I dare say I have my fair share of experience with a range of pro driver brands, and if JBL pro gets the approving nod from you, you might as well include quite a few other brands down the road. Not asking of you to do so blindly, but compared to other pro manufacturers JBL, as much as I respect them, aren't necessarily sitting on a high horse here - believe me. I had my mind wrapped around them rather exclusively years ago with a big love in particular for their more powerful and horn-hybrids studio range and the likes of the K2 S9500 (those 1400ND woofers, not least the 1400PRO version - the first neodymium magnet woofers to be put into production, if I recall correctly - are dynamite), but in the years to come came to realize others went on to challenge JBL, and in core areas even exceed them. I'm not only thinking brute power handling force and durability here, but as well when speaking compression drivers and what's considered the more "audiophile" aspects, not least of which is lower SPL "attentiveness" and overall finesse. Those brilliant engineers back then like Keele and others put their lasting mark certainly on Altec, Electro-Voice, JBL and more (of which my own pro cinema EV's are a product child), but fortunately we have a range of current designs from other, european brands to carry on the torch. Btw. right now listening to Sinatra's 'My Way,' and you'd think his songs were meant to be reproduced by large format horns and drivers :) 

@phusis  I don't think everything JBL ever did was outstanding, but rather that they always take power handling into consideration.

 

There are "furniture grade" Altec Voice of the Theater speakers for sale on A'gon and I so wish I had the space for them!

@phusis

Btw. right now listening to Sinatra’s ’My Way,’ and you’d think his songs were meant to be reproduced by large format horns and drivers :)
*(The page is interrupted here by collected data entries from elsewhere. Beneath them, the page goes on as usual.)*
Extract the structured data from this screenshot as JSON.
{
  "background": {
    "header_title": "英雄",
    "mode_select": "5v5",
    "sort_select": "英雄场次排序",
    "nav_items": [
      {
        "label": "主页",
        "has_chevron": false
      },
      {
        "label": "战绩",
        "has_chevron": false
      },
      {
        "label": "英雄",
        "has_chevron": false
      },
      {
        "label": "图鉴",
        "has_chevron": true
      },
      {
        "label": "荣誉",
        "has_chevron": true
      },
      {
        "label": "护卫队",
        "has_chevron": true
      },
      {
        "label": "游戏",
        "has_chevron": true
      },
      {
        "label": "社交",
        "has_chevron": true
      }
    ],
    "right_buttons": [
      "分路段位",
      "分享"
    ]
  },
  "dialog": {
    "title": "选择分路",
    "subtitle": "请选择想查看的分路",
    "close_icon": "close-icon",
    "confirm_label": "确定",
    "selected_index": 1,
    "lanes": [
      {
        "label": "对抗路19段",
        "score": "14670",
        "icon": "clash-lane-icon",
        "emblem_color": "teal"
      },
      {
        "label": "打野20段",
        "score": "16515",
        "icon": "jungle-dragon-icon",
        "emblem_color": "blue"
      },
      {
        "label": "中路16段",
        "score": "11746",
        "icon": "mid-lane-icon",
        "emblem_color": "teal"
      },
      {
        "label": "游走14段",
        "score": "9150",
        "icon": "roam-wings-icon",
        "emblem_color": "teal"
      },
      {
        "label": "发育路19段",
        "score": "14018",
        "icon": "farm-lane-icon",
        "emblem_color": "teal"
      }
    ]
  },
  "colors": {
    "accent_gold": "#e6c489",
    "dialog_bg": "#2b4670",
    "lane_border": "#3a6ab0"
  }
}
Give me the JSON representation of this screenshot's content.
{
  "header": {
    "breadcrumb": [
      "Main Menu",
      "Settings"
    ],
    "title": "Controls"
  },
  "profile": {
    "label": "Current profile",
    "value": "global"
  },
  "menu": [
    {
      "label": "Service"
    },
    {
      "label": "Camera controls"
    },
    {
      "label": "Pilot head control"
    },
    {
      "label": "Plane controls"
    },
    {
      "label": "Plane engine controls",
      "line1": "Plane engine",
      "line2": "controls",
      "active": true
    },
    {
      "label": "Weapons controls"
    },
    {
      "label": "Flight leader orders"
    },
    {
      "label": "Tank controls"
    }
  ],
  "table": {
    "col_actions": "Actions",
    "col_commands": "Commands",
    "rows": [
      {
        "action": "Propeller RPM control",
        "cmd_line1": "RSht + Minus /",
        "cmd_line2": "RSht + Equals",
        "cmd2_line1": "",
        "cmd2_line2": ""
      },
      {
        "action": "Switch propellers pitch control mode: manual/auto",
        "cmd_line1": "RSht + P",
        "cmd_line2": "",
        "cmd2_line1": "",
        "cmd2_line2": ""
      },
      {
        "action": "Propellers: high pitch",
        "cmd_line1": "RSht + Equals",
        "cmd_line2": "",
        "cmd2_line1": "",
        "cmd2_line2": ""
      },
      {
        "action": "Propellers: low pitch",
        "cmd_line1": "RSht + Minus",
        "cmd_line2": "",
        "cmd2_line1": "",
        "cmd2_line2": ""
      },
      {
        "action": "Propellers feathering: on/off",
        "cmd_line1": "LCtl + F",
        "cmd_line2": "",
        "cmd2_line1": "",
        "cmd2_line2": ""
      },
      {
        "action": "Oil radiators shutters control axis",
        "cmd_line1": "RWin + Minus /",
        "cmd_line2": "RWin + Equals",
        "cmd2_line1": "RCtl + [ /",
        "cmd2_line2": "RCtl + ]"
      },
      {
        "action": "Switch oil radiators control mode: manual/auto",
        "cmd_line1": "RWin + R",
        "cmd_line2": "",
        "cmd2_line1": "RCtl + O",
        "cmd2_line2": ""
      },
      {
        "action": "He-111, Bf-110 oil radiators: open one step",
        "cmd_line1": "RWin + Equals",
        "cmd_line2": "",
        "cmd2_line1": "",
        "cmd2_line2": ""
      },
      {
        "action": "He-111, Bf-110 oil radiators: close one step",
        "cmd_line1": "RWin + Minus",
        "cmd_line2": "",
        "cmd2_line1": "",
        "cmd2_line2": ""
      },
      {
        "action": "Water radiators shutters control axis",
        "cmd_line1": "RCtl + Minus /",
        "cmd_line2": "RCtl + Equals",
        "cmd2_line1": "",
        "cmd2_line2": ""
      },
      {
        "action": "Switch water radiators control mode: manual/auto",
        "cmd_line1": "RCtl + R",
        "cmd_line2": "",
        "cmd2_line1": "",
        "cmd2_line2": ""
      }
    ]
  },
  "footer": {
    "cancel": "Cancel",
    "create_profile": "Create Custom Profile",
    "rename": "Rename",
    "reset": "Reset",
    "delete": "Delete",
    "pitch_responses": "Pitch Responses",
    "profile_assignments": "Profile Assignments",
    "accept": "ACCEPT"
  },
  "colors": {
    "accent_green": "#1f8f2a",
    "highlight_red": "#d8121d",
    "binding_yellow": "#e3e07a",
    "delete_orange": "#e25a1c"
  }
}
Frank Sinatra and Dean Martin owned 3 Paragons EACH to listen to their own Master Tapes. Since a Single Paragon is Stereo, they had to be using a Paragon as a single speaker instead of stereo (effectively 6 speakers systems in 3 cabinets.

@erik_squires

I don’t think everything JBL ever did was outstanding

The reviews on the JBL 305 Studio monitors are fantastic, they were too bright for my taste. I got the passive version, the Studio 230, that was also based on the trickle down tech from the M2. You can’t compare the amp in the 305 with $$$ of the Bob Carver electronics and Mapleshade cables I drive these with on my desktop, they just opened up like a flower, (uh oh, did I just become an armchair snob)😯

I'm not sure who you're talking about but I had bad luck with using Mundorf Supreme Caps in a design.  I actually talked to Danny Ritchie and he confirmed that the Mundorfs were a poor choice also.  Of course, he recommended Sonic Caps, so I called Sonic Cap and spoke to a designer at Sonic Cap.  He also confirmed what Danny said, but added that he thought that his Sonic Cap would be a lateral move from the Hovlands I was originally using.  Now that takes guts to admit that.  I put back the Hovlands  plus bypassed them with Dueland Copper 0.01mfd caps(also purchased the Silvers) and all is right again and maybe a little bit better.  I learned two important lessons, maybe three; First, trust my ears, second talk to engineers, designers, and not salesmen.  The third might be don't listen to people on this or any other site that make suggestions that work for their situation that's different to yours.